MUSÉE 29 – EVOLUTION

Evolution explores the concepts of progress, transformation, growth, and advancement in an age when images are taking a dramatic shift in the role they play in our lives.

Film Review: WATERMARK, 2014. Dirs. Edward Burtynsky and Jennnifer Baichwal

Edward Burtynsky best known an artist who’s medium is large scale photography. His focus is primarily earthscapes. The land that he has choses to shoot seems surreal; usually sites of massive industrial interventions by humans to repurpose the earth to suit our needs and demands. Taken aerially they initially appear to be abstract images. They look familiar and alien simultaneously. These are exploitation scenes. They are extraction sites, re-contoured and augmented, or entirely man-made, created with a stunning disregard for the integrety, beauty, the logic of the nature. The contrast between the importance of one of our most elemental needs to sustain life and the wanton maltreatment and degradation of same is shown in images rather than polemical rants. The images speak more eloquently than words. The distance needed to convey the vastness means that the details require close examination. It is then we see the seemingly ant-like evidence of the tools and equipment used to create these drastically altered landscapes. Burtynsky's work is breathtaking and eyeopening. He clearly cares deeply about his subject, man’s impact on our environment. His photographs speak eloquently, powerfully and mutely.

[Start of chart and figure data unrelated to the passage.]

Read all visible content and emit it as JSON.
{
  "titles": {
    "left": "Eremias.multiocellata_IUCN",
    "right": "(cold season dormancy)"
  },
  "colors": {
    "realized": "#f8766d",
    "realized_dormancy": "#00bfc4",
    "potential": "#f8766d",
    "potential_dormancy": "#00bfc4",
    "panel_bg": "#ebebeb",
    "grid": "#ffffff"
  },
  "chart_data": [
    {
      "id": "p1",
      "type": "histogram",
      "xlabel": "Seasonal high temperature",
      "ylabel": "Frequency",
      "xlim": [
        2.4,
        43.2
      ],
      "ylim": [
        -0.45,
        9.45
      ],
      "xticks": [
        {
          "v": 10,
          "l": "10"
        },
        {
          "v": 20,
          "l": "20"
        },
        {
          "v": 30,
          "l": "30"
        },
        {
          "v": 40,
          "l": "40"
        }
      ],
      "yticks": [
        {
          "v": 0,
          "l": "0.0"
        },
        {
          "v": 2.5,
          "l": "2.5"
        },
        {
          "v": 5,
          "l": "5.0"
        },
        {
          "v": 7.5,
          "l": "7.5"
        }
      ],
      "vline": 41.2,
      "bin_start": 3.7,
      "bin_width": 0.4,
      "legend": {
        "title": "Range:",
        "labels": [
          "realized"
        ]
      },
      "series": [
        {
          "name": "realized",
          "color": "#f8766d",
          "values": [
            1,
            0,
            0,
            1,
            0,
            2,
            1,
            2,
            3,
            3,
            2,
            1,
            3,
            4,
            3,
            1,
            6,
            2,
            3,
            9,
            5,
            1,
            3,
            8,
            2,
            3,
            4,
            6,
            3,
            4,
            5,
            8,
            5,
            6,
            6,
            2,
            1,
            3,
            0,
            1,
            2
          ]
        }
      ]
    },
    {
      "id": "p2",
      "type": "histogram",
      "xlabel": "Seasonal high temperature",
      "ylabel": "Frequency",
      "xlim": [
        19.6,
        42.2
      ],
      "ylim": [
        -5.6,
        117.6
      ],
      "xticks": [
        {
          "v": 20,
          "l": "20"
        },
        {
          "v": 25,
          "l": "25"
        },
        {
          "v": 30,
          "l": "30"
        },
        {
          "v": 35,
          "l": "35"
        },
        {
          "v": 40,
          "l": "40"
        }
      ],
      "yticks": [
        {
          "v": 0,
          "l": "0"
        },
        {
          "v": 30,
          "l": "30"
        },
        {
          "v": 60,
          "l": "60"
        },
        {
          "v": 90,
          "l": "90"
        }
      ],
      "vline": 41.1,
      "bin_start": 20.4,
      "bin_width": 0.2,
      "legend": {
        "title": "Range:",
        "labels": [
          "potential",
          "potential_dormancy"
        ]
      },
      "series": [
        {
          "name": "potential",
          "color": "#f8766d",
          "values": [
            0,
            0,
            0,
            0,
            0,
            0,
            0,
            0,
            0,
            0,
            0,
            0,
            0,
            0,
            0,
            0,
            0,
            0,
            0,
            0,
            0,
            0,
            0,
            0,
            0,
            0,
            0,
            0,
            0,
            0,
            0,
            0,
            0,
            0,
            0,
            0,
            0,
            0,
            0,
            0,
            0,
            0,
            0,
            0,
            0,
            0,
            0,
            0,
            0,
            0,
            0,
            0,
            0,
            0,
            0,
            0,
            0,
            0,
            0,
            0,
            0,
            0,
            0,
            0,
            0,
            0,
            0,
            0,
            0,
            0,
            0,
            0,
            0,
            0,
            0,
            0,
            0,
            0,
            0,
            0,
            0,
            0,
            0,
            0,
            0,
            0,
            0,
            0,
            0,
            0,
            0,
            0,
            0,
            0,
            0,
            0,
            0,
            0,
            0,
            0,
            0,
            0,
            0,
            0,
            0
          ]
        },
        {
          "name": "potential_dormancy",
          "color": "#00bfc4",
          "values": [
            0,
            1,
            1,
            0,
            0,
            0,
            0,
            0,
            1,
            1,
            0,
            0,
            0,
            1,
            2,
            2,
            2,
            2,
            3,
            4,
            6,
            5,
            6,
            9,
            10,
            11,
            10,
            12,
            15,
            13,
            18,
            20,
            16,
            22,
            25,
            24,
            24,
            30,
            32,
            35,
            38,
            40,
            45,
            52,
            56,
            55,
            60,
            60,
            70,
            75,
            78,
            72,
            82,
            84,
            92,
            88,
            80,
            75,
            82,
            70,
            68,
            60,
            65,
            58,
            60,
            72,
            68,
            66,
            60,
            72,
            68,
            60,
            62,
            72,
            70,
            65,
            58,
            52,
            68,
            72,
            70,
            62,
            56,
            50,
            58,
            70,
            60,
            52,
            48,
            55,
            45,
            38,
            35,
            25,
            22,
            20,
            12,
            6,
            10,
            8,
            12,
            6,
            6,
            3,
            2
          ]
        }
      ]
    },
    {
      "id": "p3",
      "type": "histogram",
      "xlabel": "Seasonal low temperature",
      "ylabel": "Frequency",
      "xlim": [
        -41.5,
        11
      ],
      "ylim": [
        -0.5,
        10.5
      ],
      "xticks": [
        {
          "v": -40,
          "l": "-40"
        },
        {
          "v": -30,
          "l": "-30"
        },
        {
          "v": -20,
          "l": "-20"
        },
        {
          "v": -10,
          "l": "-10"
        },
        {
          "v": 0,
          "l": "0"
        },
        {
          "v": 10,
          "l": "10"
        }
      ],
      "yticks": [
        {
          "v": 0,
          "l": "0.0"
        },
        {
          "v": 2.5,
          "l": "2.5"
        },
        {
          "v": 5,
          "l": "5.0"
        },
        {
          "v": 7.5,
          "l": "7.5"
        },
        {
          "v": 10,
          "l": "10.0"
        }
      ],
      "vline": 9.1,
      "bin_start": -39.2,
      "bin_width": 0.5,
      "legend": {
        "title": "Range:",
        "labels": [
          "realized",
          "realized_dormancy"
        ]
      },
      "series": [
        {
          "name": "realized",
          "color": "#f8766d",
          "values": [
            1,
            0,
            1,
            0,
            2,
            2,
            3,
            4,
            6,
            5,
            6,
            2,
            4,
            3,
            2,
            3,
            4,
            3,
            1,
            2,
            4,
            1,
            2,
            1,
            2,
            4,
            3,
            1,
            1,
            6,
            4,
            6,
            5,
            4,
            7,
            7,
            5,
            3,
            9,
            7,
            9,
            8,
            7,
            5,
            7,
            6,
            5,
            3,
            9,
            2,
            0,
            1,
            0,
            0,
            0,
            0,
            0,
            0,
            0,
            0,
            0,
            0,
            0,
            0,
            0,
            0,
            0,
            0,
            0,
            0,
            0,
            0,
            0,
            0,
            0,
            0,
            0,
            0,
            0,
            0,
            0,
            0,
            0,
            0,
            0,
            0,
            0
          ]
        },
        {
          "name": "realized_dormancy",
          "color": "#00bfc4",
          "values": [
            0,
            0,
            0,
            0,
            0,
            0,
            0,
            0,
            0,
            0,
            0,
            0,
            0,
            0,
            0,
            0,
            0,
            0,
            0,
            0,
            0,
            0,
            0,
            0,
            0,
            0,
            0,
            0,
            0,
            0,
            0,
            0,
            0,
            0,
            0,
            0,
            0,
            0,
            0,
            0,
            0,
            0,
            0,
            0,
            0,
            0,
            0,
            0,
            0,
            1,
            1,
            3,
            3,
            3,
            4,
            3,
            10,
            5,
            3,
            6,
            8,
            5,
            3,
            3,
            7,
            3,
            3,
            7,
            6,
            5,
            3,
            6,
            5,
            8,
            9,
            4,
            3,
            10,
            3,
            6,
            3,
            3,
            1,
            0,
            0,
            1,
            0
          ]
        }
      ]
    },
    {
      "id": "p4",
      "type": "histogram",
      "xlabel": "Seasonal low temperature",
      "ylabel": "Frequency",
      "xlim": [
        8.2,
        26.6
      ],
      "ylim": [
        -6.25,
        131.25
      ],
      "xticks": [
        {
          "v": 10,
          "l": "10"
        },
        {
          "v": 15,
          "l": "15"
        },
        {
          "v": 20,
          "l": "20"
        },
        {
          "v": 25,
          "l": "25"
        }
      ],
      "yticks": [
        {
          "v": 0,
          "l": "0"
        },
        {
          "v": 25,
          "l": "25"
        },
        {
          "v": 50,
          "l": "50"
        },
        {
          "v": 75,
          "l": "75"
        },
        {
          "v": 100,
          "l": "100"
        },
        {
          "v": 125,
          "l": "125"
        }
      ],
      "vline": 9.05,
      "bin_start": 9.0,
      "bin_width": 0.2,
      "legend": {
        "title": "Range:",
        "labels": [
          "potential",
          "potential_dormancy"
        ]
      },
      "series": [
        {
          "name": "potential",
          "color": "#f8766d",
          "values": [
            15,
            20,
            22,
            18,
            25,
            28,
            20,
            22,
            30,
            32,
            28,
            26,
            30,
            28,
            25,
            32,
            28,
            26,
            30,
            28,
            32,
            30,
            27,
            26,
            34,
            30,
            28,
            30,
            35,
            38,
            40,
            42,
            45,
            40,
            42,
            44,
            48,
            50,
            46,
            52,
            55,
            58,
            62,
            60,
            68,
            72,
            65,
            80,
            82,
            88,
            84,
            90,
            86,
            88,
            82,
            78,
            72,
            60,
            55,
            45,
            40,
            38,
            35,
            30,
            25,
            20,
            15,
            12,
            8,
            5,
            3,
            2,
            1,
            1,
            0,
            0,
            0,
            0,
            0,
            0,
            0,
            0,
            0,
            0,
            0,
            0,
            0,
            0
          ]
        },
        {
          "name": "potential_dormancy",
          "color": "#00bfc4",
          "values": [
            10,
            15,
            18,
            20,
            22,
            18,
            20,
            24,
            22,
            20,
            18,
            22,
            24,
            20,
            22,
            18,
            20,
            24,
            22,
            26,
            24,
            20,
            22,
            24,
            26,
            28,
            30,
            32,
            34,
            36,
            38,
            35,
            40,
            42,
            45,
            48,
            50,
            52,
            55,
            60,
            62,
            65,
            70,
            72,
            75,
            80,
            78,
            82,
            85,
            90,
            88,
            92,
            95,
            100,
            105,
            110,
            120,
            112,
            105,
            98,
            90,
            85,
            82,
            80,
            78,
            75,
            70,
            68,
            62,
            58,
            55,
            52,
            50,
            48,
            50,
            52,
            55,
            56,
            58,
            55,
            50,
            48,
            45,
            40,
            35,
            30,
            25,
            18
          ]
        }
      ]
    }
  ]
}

Watermark, a collaboration with an award-winning documentary filmmaker, Jennifer Baichwal, is a logical extension of Burtynsky’s environmental concerns with the focus on water. The difference here is that while the vastness is also shown with aerial sequences we also are given closer human-eye views. It opens with a deafening screen filled with gushing, roaring, and powerfully surging water, which we soon learn is from China’s Xiaolangdi Dam. The aerial and closer views of the dam building site are terryfingly awe-inspiring and have a distopian quality.

He also covers the vast floating abalone farms in China, pivot irrigation sites in Texas, the dry river beds of the Colorado River, as well as showing humanity’s more natural interactions with water, such as surfing, recreation and the Kumbh Mela in India, the largest Hindu pilgrimage where some 30 million of the faithful go to bathe in the Ganges every three years.

Burtynsky’s documentation of the exploitation of the environment is as movingand important as Sebastiao Salgado’s exploration of mass human exploitation on an inhuman scale. Both are deeply felt and expertly expressed in images which cannot be ignored.